Chaque règle générale admet des exceptions. Ce constat vaut pour la règle qui veut que les interventions militaires menées par des puissances impérialistes avec mandat de l’ONU sont purement réactionnaires et ne peuvent en aucun cas servir un but humanitaire ou positif. Prenons un exemple, juste pour éclairer le débat : s’il était possible de remonter le cours du temps et revenir à la période juste antérieure au génocide au Rwanda, est-ce que nous nous opposerions à une intervention militaire menée par l’Occident sous l’égide des Nations Unies dans le but d’empêcher ce génocide ? Bien sûr, nombreux seraient ceux qui diraient qu’une intervention de forces impérialistes ou étrangères risquerait de faire beaucoup de victimes. Mais peut-on imaginer en toute honnêteté que les puissances occidentales auraient massacré entre un demi-million et un million de personnes en l’espace de 100 jours ?

Ceci ne veut pas dire qu’il faut confondre la Libye et le Rwanda. J’expliquerai plus loin pourquoi les puissances occidentales ne se sont pas préoccupées du Rwanda ni du tribut en vies humaines proche du génocide payé par la République Démocratique du Congo, alors qu’elles interviennent en Libye.
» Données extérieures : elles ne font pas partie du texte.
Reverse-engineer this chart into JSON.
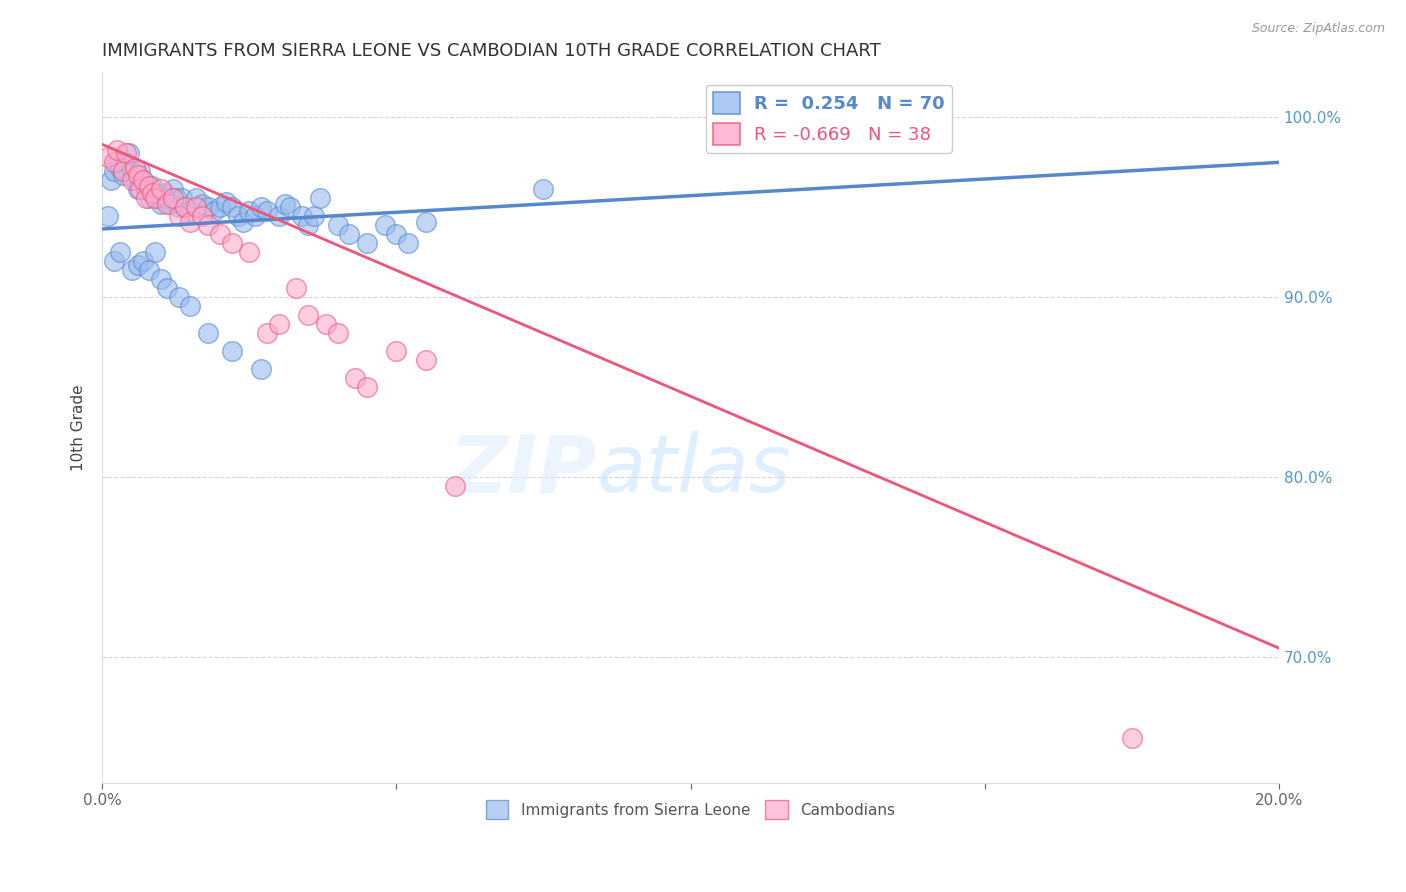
{
  "title": "IMMIGRANTS FROM SIERRA LEONE VS CAMBODIAN 10TH GRADE CORRELATION CHART",
  "source": "Source: ZipAtlas.com",
  "ylabel": "10th Grade",
  "xlim": [
    0.0,
    20.0
  ],
  "ylim": [
    63.0,
    102.5
  ],
  "yticks": [
    70.0,
    80.0,
    90.0,
    100.0
  ],
  "ytick_labels": [
    "70.0%",
    "80.0%",
    "90.0%",
    "100.0%"
  ],
  "blue_color": "#5588CC",
  "pink_color": "#EE5577",
  "blue_fill": "#99BBEE",
  "pink_fill": "#FFAACC",
  "legend_R_blue": "0.254",
  "legend_N_blue": "70",
  "legend_R_pink": "-0.669",
  "legend_N_pink": "38",
  "watermark_zip": "ZIP",
  "watermark_atlas": "atlas",
  "blue_scatter_x": [
    0.1,
    0.15,
    0.2,
    0.25,
    0.3,
    0.35,
    0.4,
    0.45,
    0.5,
    0.55,
    0.6,
    0.65,
    0.7,
    0.75,
    0.8,
    0.85,
    0.9,
    0.95,
    1.0,
    1.05,
    1.1,
    1.15,
    1.2,
    1.25,
    1.3,
    1.35,
    1.4,
    1.5,
    1.6,
    1.7,
    1.8,
    1.9,
    2.0,
    2.1,
    2.2,
    2.3,
    2.4,
    2.5,
    2.6,
    2.7,
    2.8,
    3.0,
    3.1,
    3.2,
    3.4,
    3.5,
    3.6,
    3.7,
    4.0,
    4.2,
    4.5,
    4.8,
    5.0,
    5.2,
    5.5,
    0.2,
    0.3,
    0.5,
    0.6,
    0.7,
    0.8,
    0.9,
    1.0,
    1.1,
    1.3,
    1.5,
    1.8,
    2.2,
    2.7,
    7.5
  ],
  "blue_scatter_y": [
    94.5,
    96.5,
    97.0,
    97.5,
    97.2,
    96.8,
    97.5,
    98.0,
    97.0,
    96.5,
    96.0,
    97.0,
    96.5,
    96.0,
    95.5,
    96.2,
    95.8,
    95.5,
    95.2,
    95.8,
    95.5,
    95.2,
    96.0,
    95.5,
    95.0,
    95.5,
    95.0,
    94.8,
    95.5,
    95.2,
    95.0,
    94.8,
    95.0,
    95.3,
    95.0,
    94.5,
    94.2,
    94.8,
    94.5,
    95.0,
    94.8,
    94.5,
    95.2,
    95.0,
    94.5,
    94.0,
    94.5,
    95.5,
    94.0,
    93.5,
    93.0,
    94.0,
    93.5,
    93.0,
    94.2,
    92.0,
    92.5,
    91.5,
    91.8,
    92.0,
    91.5,
    92.5,
    91.0,
    90.5,
    90.0,
    89.5,
    88.0,
    87.0,
    86.0,
    96.0
  ],
  "pink_scatter_x": [
    0.1,
    0.2,
    0.25,
    0.35,
    0.4,
    0.5,
    0.55,
    0.6,
    0.65,
    0.7,
    0.75,
    0.8,
    0.85,
    0.9,
    1.0,
    1.1,
    1.2,
    1.3,
    1.4,
    1.5,
    1.6,
    1.7,
    1.8,
    2.0,
    2.2,
    2.5,
    2.8,
    3.0,
    3.3,
    3.5,
    3.8,
    4.0,
    4.3,
    4.5,
    5.0,
    5.5,
    6.0,
    17.5
  ],
  "pink_scatter_y": [
    97.8,
    97.5,
    98.2,
    97.0,
    98.0,
    96.5,
    97.2,
    96.8,
    96.0,
    96.5,
    95.5,
    96.2,
    95.8,
    95.5,
    96.0,
    95.2,
    95.5,
    94.5,
    95.0,
    94.2,
    95.0,
    94.5,
    94.0,
    93.5,
    93.0,
    92.5,
    88.0,
    88.5,
    90.5,
    89.0,
    88.5,
    88.0,
    85.5,
    85.0,
    87.0,
    86.5,
    79.5,
    65.5
  ],
  "blue_line_x": [
    0.0,
    20.0
  ],
  "blue_line_y": [
    93.8,
    97.5
  ],
  "pink_line_x": [
    0.0,
    20.0
  ],
  "pink_line_y": [
    98.5,
    70.5
  ],
  "bg_color": "#FFFFFF",
  "grid_color": "#CCCCCC",
  "title_color": "#333333",
  "axis_color": "#666666",
  "right_axis_color": "#5599CC"
}
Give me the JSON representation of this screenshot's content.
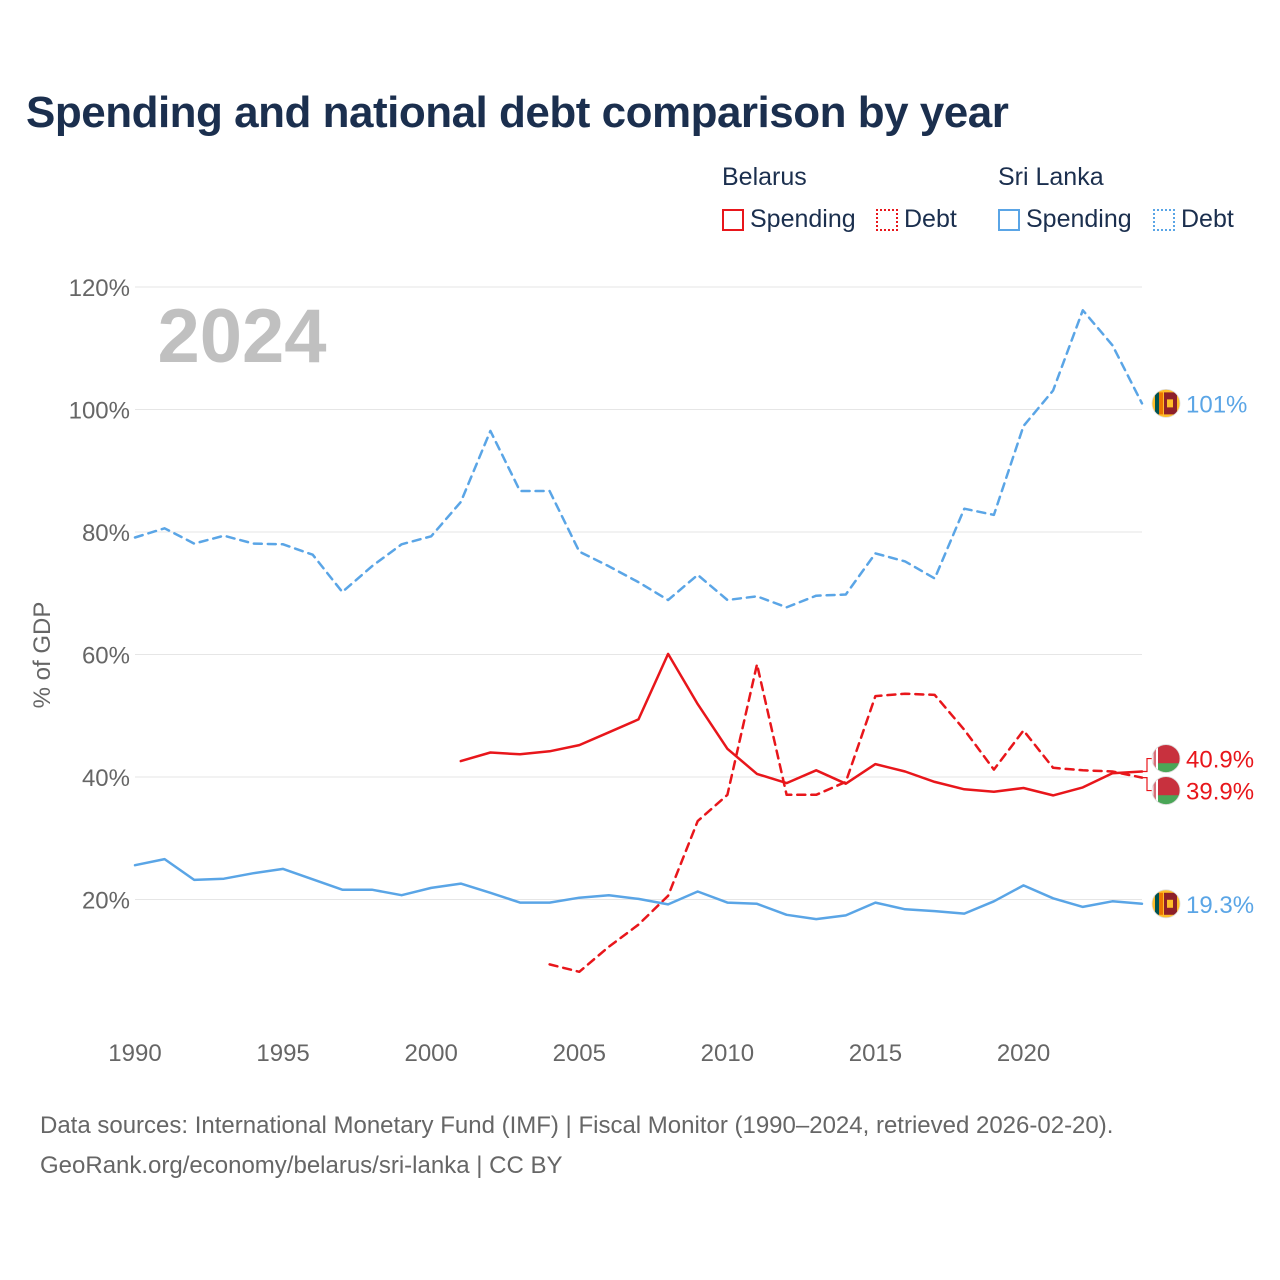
{
  "title": "Spending and national debt comparison by year",
  "legend": {
    "groups": [
      "Belarus",
      "Sri Lanka"
    ],
    "items": [
      "Spending",
      "Debt",
      "Spending",
      "Debt"
    ]
  },
  "year_label": "2024",
  "source": {
    "line1": "Data sources: International Monetary Fund (IMF) | Fiscal Monitor (1990–2024, retrieved 2026-02-20).",
    "line2": "GeoRank.org/economy/belarus/sri-lanka | CC BY"
  },
  "colors": {
    "belarus": "#e8161b",
    "sri_lanka": "#5aa5e6",
    "grid": "#e6e6e6",
    "axis_text": "#666666",
    "watermark": "#c0c0c0"
  },
  "chart_data": {
    "type": "line",
    "title": "Spending and national debt comparison by year",
    "xlabel": "",
    "ylabel": "% of GDP",
    "xlim": [
      1990,
      2024
    ],
    "ylim": [
      0,
      120
    ],
    "x_ticks": [
      1990,
      1995,
      2000,
      2005,
      2010,
      2015,
      2020
    ],
    "x_tick_labels": [
      "1990",
      "1995",
      "2000",
      "2005",
      "2010",
      "2015",
      "2020"
    ],
    "y_ticks": [
      20,
      40,
      60,
      80,
      100,
      120
    ],
    "y_tick_labels": [
      "20%",
      "40%",
      "60%",
      "80%",
      "100%",
      "120%"
    ],
    "grid": true,
    "series": [
      {
        "name": "Belarus Spending",
        "country": "Belarus",
        "metric": "Spending",
        "style": "solid",
        "color": "#e8161b",
        "x": [
          2001,
          2002,
          2003,
          2004,
          2005,
          2006,
          2007,
          2008,
          2009,
          2010,
          2011,
          2012,
          2013,
          2014,
          2015,
          2016,
          2017,
          2018,
          2019,
          2020,
          2021,
          2022,
          2023,
          2024
        ],
        "values": [
          42.6,
          44.0,
          43.7,
          44.2,
          45.2,
          47.3,
          49.4,
          60.1,
          51.9,
          44.6,
          40.5,
          39.0,
          41.1,
          38.9,
          42.1,
          40.9,
          39.2,
          38.0,
          37.6,
          38.2,
          37.0,
          38.3,
          40.6,
          40.9
        ],
        "end_label": "40.9%"
      },
      {
        "name": "Belarus Debt",
        "country": "Belarus",
        "metric": "Debt",
        "style": "dashed",
        "color": "#e8161b",
        "x": [
          2004,
          2005,
          2006,
          2007,
          2008,
          2009,
          2010,
          2011,
          2012,
          2013,
          2014,
          2015,
          2016,
          2017,
          2018,
          2019,
          2020,
          2021,
          2022,
          2023,
          2024
        ],
        "values": [
          9.4,
          8.2,
          12.3,
          15.9,
          20.6,
          32.8,
          37.1,
          58.4,
          37.1,
          37.1,
          39.2,
          53.2,
          53.6,
          53.4,
          47.7,
          41.2,
          47.6,
          41.5,
          41.1,
          40.9,
          39.9
        ],
        "end_label": "39.9%"
      },
      {
        "name": "Sri Lanka Spending",
        "country": "Sri Lanka",
        "metric": "Spending",
        "style": "solid",
        "color": "#5aa5e6",
        "x": [
          1990,
          1991,
          1992,
          1993,
          1994,
          1995,
          1996,
          1997,
          1998,
          1999,
          2000,
          2001,
          2002,
          2003,
          2004,
          2005,
          2006,
          2007,
          2008,
          2009,
          2010,
          2011,
          2012,
          2013,
          2014,
          2015,
          2016,
          2017,
          2018,
          2019,
          2020,
          2021,
          2022,
          2023,
          2024
        ],
        "values": [
          25.6,
          26.6,
          23.2,
          23.4,
          24.3,
          25.0,
          23.3,
          21.6,
          21.6,
          20.7,
          21.9,
          22.6,
          21.1,
          19.5,
          19.5,
          20.3,
          20.7,
          20.1,
          19.2,
          21.3,
          19.5,
          19.3,
          17.5,
          16.8,
          17.4,
          19.5,
          18.4,
          18.1,
          17.7,
          19.7,
          22.3,
          20.2,
          18.8,
          19.7,
          19.3
        ],
        "end_label": "19.3%"
      },
      {
        "name": "Sri Lanka Debt",
        "country": "Sri Lanka",
        "metric": "Debt",
        "style": "dashed",
        "color": "#5aa5e6",
        "x": [
          1990,
          1991,
          1992,
          1993,
          1994,
          1995,
          1996,
          1997,
          1998,
          1999,
          2000,
          2001,
          2002,
          2003,
          2004,
          2005,
          2006,
          2007,
          2008,
          2009,
          2010,
          2011,
          2012,
          2013,
          2014,
          2015,
          2016,
          2017,
          2018,
          2019,
          2020,
          2021,
          2022,
          2023,
          2024
        ],
        "values": [
          79.1,
          80.6,
          78.1,
          79.4,
          78.1,
          78.0,
          76.3,
          70.2,
          74.4,
          78.0,
          79.3,
          84.9,
          96.5,
          86.7,
          86.7,
          76.8,
          74.4,
          71.8,
          68.9,
          73.0,
          68.9,
          69.5,
          67.7,
          69.6,
          69.8,
          76.5,
          75.2,
          72.4,
          83.8,
          82.8,
          97.3,
          103.1,
          116.2,
          110.5,
          101.0
        ],
        "end_label": "101%"
      }
    ],
    "end_labels_order": [
      "Sri Lanka Debt",
      "Belarus Spending",
      "Belarus Debt",
      "Sri Lanka Spending"
    ]
  }
}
La référence au génocide rwandais sert ici uniquement à montrer qu’il y a lieu de discuter des cas concrets, même quand on adhère sans réserve à des principes anti-impérialistes. L’argument qui consiste à dire que l’intervention en Libye fera inévitablement des victimes civiles (j’ai tendance à penser que, d’un point de vue humanitaire il faut même se préoccuper du sort des soldats de Kadhafi) n’est pas déterminant. Ce qui est décisif, c’est la comparaison entre le coût humain de cette intervention et ce qu’il en aurait été si elle n’avait pas eu lieu.

(...)

Restons-en là avec les analogies. Elles font toujours l’objet de débats sans fin, même si elles servent le but utile de montrer qu’il existe des situations qui font débat, des situations dans lesquelles vous pouvez céder aux bandits ou appeler les gendarmes, etc. Elles montrent qu’il n’est pas défendable de croire que qu’il faut rejeter automatiquement ce type d’attitudes au motif qu’elles « trahiraient les principes », sans prendre la peine d’évaluer les circonstances concrètes. Autrement, les mouvements anti-impérialistes dans les pays occidentaux apparaîtraient comme uniquement préoccupés par l’opposition à leurs propres gouvernements sans la moindre considération pour le destin des autres populations. Ce ne serait plus de l’anti-impérialisme, mais de l’isolationnisme de droite, une attitude digne du réactionnaire états-unien Patrick Buchanan : « Qu’ils aillent tous au diable et nous laissent tranquilles ». Essayons donc d’évaluer calmement la situation concrète qui nous préoccupe actuellement.

Commençons par la nature du régime de Kadhafi.

Les faits laissent ici peu de place à un désaccord légitime. J’en discute à l’attention exclusive de ceux qui, en toute bonne foi et par pure ignorance, croient que Kadhafi est un progressiste et un anti-impérialiste. Il est vrai que Kadhafi a commencé par être un dictateur populiste anti-impérialiste relativement progressiste, qui avait dirigé un coup d’état militaire contre la monarchie libyenne en 1969, imitant en cela le coup d’état qui avait renversé la monarchie égyptienne en 1952. Son premier héros et modèle était Gamal Abdel-Nasser, bien que le régime de Kadhafi fût, à l’origine, plus à droite idéologiquement, avec une importance beaucoup plus grande accordée à la religion (plus tard, Kadhafi prétendra donner une nouvelle interprétation de l’islam). Il entreprit très tôt de recruter pour ses forces armées des mercenaires issus de pays plus pauvres, initialement dans le but de constituer une Légion Islamique.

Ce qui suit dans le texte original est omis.